Ибо теперь Дарему не было с ним скучно. Дарем не мог без него и дня прожить, сутками напролет торчал у него в комнате и все лез спорить. Это было так не похоже на него, человека скрытного и не великого диалектика. Он атаковал взгляды Мориса как «совершенно беспочвенные, Холл. Здесь все веруют как респектабельные люди». Было ли это всей правдой? Не стояло ли что-то еще за его новой манерой и неистовым иконоборчеством? Морис полагал, что стояло. Внешне отступив, он полагал свою веру удачно пожертвованной пешкой: ибо, съев ее, Дарем открыл свое сердце.
К концу триместра они коснулись еще более деликатной темы. Оба посещали класс перевода, который вел декан. И вот однажды, когда кто-то бойко продвигался по тексту, мистер Корнуоллис монотонно и вяло проговорил: «Далее опустим: тут упомянут отвратительный порок древних греков». Дарем заметил после, что за подобное ханжество декана следовало бы лишить ученой степени.
Морис засмеялся.
— Я рассматриваю это с точки зрения чистой науки. Греки, по крайней мере большинство из них, были склонны к этому, и опустить это — все равно что пропустить краеугольный камень афинского общества.
— Так ли это? — спросил Морис.
— А ты что, не читал «Пир»?
Морис не читал. Он не сказал даже, что проштудировал Марциала.
— Там есть всё, пища не для детей, конечно, но ты должен непременно прочесть. Прочти на ближайших каникулах.
В тот день больше ничего не было сказано, однако он стал свободен еще в одном, причем в таком, о чем он не смел заикнуться ни одной живой душе. Он думал, что об этом нельзя заикаться, и когда Дарем опроверг это на залитом солнцем дворе, Морис ощутил дыхание свободы.

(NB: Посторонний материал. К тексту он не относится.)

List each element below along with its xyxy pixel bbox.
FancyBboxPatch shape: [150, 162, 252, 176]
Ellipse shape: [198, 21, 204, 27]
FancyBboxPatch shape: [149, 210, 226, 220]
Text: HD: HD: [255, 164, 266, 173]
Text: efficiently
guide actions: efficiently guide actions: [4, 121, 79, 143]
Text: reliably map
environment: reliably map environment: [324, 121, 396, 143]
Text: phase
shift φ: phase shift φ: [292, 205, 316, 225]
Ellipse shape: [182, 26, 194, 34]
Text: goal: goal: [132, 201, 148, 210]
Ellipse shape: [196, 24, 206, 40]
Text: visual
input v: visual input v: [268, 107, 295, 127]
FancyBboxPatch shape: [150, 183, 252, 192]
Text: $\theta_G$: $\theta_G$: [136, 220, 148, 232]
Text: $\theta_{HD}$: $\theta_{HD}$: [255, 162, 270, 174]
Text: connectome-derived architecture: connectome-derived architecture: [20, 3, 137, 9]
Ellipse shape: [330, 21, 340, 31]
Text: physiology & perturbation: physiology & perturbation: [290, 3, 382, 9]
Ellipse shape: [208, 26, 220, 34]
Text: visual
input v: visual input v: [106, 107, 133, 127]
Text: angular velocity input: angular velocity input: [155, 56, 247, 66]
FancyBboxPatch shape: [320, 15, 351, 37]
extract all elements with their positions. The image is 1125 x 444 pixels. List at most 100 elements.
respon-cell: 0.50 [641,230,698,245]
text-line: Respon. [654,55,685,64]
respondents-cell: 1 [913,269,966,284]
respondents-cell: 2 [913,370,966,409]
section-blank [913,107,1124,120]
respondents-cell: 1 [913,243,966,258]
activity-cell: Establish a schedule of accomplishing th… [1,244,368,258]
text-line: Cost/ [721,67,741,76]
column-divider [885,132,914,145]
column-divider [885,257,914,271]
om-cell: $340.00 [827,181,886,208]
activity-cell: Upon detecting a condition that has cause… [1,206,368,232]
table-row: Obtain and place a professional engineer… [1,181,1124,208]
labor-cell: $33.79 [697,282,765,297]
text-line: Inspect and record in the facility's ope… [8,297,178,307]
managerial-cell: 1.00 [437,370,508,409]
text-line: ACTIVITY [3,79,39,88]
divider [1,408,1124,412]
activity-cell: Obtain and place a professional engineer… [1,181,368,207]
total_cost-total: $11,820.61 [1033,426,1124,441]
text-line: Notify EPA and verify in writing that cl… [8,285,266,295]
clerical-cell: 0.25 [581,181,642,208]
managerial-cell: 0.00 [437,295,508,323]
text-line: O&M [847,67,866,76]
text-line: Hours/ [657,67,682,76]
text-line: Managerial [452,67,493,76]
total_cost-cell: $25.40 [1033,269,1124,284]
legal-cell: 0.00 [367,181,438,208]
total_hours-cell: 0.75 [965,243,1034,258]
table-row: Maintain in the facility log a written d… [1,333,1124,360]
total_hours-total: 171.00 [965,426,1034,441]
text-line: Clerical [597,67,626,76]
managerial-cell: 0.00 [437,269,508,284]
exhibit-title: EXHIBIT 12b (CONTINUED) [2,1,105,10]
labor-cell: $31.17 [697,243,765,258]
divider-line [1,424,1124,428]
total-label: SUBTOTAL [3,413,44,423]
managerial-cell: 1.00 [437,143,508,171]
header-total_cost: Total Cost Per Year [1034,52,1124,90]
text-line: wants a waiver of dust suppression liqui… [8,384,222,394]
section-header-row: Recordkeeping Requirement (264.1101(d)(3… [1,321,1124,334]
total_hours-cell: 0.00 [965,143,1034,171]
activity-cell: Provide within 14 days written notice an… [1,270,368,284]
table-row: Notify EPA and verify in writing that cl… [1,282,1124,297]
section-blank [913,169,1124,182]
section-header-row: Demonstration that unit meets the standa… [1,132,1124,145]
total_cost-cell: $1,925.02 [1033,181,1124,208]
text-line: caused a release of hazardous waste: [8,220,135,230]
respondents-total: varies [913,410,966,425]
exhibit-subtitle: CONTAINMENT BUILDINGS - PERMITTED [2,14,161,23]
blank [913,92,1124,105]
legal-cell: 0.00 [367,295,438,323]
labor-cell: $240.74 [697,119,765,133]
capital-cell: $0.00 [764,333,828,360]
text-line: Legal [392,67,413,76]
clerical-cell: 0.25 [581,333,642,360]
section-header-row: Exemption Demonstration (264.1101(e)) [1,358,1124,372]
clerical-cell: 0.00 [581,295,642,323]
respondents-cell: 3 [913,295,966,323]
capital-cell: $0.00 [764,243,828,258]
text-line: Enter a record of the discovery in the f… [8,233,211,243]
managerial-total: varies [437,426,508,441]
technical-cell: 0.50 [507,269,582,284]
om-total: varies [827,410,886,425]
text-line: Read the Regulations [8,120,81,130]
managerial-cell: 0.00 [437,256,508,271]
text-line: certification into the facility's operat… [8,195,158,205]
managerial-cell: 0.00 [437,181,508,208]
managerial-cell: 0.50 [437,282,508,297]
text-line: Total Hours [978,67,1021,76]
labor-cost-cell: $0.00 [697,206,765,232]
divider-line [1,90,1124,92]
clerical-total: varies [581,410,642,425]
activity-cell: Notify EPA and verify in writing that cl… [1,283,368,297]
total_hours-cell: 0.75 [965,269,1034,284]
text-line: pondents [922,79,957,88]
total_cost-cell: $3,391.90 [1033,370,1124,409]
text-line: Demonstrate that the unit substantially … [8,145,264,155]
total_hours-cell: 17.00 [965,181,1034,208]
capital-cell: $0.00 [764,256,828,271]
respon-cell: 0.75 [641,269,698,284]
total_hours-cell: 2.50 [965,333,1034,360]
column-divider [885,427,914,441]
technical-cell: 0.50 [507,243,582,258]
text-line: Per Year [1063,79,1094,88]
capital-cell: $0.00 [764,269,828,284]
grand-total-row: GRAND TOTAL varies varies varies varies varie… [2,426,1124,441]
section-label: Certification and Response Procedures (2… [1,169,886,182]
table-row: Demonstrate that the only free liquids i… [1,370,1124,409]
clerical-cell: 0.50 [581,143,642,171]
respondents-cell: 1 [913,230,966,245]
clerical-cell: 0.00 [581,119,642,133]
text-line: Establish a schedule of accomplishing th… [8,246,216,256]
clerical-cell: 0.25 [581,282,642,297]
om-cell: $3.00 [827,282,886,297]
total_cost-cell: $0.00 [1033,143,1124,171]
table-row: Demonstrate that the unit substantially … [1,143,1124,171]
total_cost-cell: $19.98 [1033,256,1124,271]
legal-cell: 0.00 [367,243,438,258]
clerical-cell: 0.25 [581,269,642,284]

По приезде домой он рассказывал о Дареме до тех пор, покамест фактом, что у него появился друг, не прониклась вся его семья. Ада поинтересовалась, не брат ли он некоей мисс Дарем — впрочем, у нее, вроде, нет братьев — а миссис Холл перепутала его с преподавателем по имени Камберленд.2 Мориса это весьма уязвило. Одно сильное чувство породило другое: возникло устойчивое раздражение к родным ему женщинам. До сего времени его отношения с ними были обыденными, но ровными. Теперь же казалось чудовищно несправедливым, что кто-то может неверно произносить имя человека, который стал для него важнее всех. Дом все выхолостил.
То же и с его атеизмом. Вопреки ожиданиям, никто не принял это близко к сердцу. С юношеской необдуманностью он отвел мать в сторонку и заявил, что будет всегда уважать религиозные предрассудки ее и сестер, однако совесть более не позволяет ему посещать церковь. Мать сказала, что ей очень неприятно это слышать.